|Matthew Henry's Concise Commentary|
15:17-35 Eliphaz maintains that the wicked are certainly miserable: whence he would infer, that the miserable are certainly wicked, and therefore Job was so. But because many of God's people have prospered in this world, it does not therefore follow that those who are crossed and made poor, as Job, are not God's people. Eliphaz shows also that wicked people, particularly oppressors, are subject to continual terror, live very uncomfortably, and perish very miserably. Will the prosperity of presumptuous sinners end miserably as here described? Then let the mischiefs which befal others, be our warnings. Though no chastening for the present seemeth to be joyous, but grievous, nevertheless, afterward it yieldeth the peaceable fruits of righteousness to them that are exercised thereby. No calamity, no trouble, however heavy, however severe, can rob a follower of the Lord of his favour. What shall separate him from the love of Christ?

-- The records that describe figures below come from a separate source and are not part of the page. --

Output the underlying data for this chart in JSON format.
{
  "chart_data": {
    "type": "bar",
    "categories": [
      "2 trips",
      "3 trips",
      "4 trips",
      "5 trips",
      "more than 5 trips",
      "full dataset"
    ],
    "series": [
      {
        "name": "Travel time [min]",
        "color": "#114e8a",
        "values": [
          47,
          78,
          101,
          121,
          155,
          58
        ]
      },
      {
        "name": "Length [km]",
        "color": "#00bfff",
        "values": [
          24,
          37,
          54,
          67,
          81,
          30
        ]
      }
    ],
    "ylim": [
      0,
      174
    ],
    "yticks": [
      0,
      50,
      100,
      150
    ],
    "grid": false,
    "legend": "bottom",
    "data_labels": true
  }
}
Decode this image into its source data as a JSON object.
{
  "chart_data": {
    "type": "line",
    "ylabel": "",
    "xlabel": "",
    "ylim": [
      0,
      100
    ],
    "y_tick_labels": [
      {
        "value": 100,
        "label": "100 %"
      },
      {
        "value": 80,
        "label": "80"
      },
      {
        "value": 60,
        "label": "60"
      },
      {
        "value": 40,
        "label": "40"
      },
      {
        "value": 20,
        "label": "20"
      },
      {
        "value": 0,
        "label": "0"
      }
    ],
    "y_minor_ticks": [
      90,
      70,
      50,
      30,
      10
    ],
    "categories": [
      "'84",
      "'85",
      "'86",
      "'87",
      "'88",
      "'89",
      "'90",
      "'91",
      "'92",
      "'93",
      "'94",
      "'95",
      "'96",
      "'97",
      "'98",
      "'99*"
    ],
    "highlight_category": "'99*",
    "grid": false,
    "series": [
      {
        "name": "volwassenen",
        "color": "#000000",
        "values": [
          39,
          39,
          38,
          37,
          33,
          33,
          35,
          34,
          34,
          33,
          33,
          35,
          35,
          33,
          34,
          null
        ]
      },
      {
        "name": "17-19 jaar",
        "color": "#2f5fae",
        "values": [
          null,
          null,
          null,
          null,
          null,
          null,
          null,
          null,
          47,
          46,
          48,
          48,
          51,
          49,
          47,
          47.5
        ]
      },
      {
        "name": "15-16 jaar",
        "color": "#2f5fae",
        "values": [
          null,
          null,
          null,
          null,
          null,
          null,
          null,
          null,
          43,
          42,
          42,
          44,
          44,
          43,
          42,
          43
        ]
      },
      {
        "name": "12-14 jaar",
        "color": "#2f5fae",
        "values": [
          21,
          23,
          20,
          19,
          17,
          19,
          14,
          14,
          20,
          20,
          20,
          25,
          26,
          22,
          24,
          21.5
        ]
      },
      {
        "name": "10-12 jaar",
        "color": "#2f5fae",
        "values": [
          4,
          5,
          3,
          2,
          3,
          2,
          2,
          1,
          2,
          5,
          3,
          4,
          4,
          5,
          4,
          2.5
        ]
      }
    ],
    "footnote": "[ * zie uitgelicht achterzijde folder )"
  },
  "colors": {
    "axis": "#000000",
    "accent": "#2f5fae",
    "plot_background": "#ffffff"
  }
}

Verse 33. - He shall shake off his unripe grape as the vine. Blight and untimely cold cause the vine to drop its grapes before they are mature. So the wicked man will be deprived, one by one, of his possessions. And shall cast off his flower as the olive. The olive often sheds its blossoms in vast numbers. "In spring," says Canon Tristram, "one may see the bloom, on the slightest breath of wind, shed like snowflakes, and perishing by millions" ('Natural History of the Bible,' p. 375). According to some commentators, this happens regularly in alternate years.
Gill's Exposition of the Entire Bible
He shall shake off his unripe grape as the vine,.... Either the wicked man himself shall shake off or lose his substance; or God shall shake off from him all that was dear and valuable to him; or he shall be shaken by one providence or another, just as a vine is shaken by a violent wind and tempest, and its unripe grapes are battered off by an hailstorm, or plucked off by the hand, or drop off through rottenness; so it is signified by this metaphor, that a wicked man should be stripped of his wealth and riches in a sudden manner; or his children should be snatched from him in their youth, before they were well grown up to maturity, and so like the unripe grape; perhaps respect is had to Job's case, both with regard to his substance and his family:
and shall cast off his flower, as the olive: which tree, when shaken in a violent manner, drops its flower, and so brings forth no fruit; it is observed by naturalists (h), that these two trees, the vine and the olive, flourish much about the same time, and suffer much by storms and tempests, which destroy their fruits, and especially when rain falls in the time of their flowering; the some thing is intended in this clause as in the former.
(h) Plin. Nat. Hist. l. 16. c. 25. l. 17. c. 2. 24.
Jamieson-Fausset-Brown Bible Commentary
33. Images of incompleteness. The loss of the unripe grapes is poetically made the vine tree's own act, in order to express more pointedly that the sinner's ruin is the fruit of his own conduct (Isa 3:11; Jer 6:19).